The research notes that two thirds of broadband households currently subscribe to a cable internet service, three in ten subscribe to DSL or fiber optic, and one third use mobile data services. Verizon, AT&T, and Frontier are the largest providers of DSL and fiber-based fixed-line services.

“Potential broadband cord-cutters rely on their mobile devices for entertainment,” Sappington added. “They are significantly more likely to watch live video content via mobile, including live TV broadcasts and livestreaming, averaging an hour more per week each compared to average broadband households. As 5G mobile and 10G fixed broadband services start to deploy, the substantial performance improvements will be attractive to this segment of subscribers, which will drive many providers to match these offerings in order to achieve parity in competition and messaging.”
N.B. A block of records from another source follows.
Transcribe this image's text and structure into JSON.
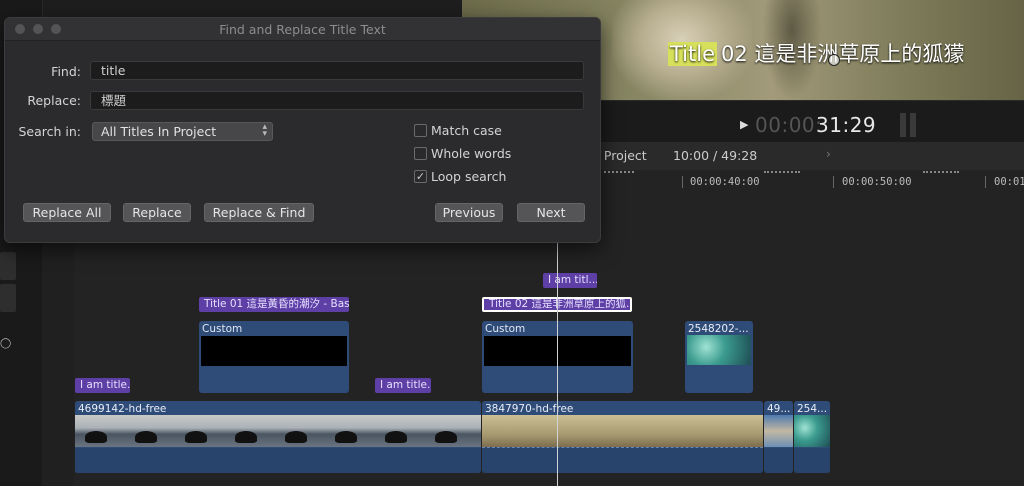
{
  "dialog": {
    "title": "Find and Replace Title Text",
    "find_label": "Find:",
    "find_value": "title",
    "replace_label": "Replace:",
    "replace_value": "標題",
    "search_in_label": "Search in:",
    "search_in_value": "All Titles In Project",
    "checkboxes": [
      {
        "label": "Match case",
        "checked": false
      },
      {
        "label": "Whole words",
        "checked": false
      },
      {
        "label": "Loop search",
        "checked": true
      }
    ],
    "buttons": {
      "replace_all": "Replace All",
      "replace": "Replace",
      "replace_find": "Replace & Find",
      "previous": "Previous",
      "next": "Next"
    }
  },
  "viewer": {
    "subtitle_highlight": "Title",
    "subtitle_rest": "02 這是非洲草原上的狐獴",
    "timecode_dim": "00:00:",
    "timecode_bright": "31:29"
  },
  "timeline": {
    "project_fragment": "d Project",
    "position": "10:00 / 49:28",
    "ruler_labels": [
      "00:00:40:00",
      "00:00:50:00",
      "00:01"
    ],
    "title_clips": [
      "I am titl...",
      "Title 01 這是黃昏的潮汐 - Bas...",
      "Title 02 這是非洲草原上的狐...",
      "I am title...",
      "I am title..."
    ],
    "custom_clips": [
      "Custom",
      "Custom"
    ],
    "video_clips": [
      "2548202-...",
      "4699142-hd-free",
      "3847970-hd-free",
      "49...",
      "254..."
    ]
  },
  "colors": {
    "title_clip": "#5d3fa6",
    "video_clip": "#2f4c78",
    "highlight": "#d6e05a"
  }
}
These findings gel with another US study from eMarketer whose results were published June 2019, reporting that for the first time viewing on mobile devices, counting smart phones and tablets together, is on the verge of overtaking traditional TV, with the latter including content downloaded from the Internet to view on the big screen as well as legacy broadcasting. It forecast that Americans by the end of 2019 will have spent an average of 3 hours, 43 minutes daily on mobile devices, not counting calls, and 3 hours, 35 minutes watching TV.

However the wider story, according to eMarketer, is that video viewing is fragmenting both between devices and services. This leaves the big screen in the living room, family room or bedroom as still the top video consumption device, but yet increasingly seen as just another digital screen.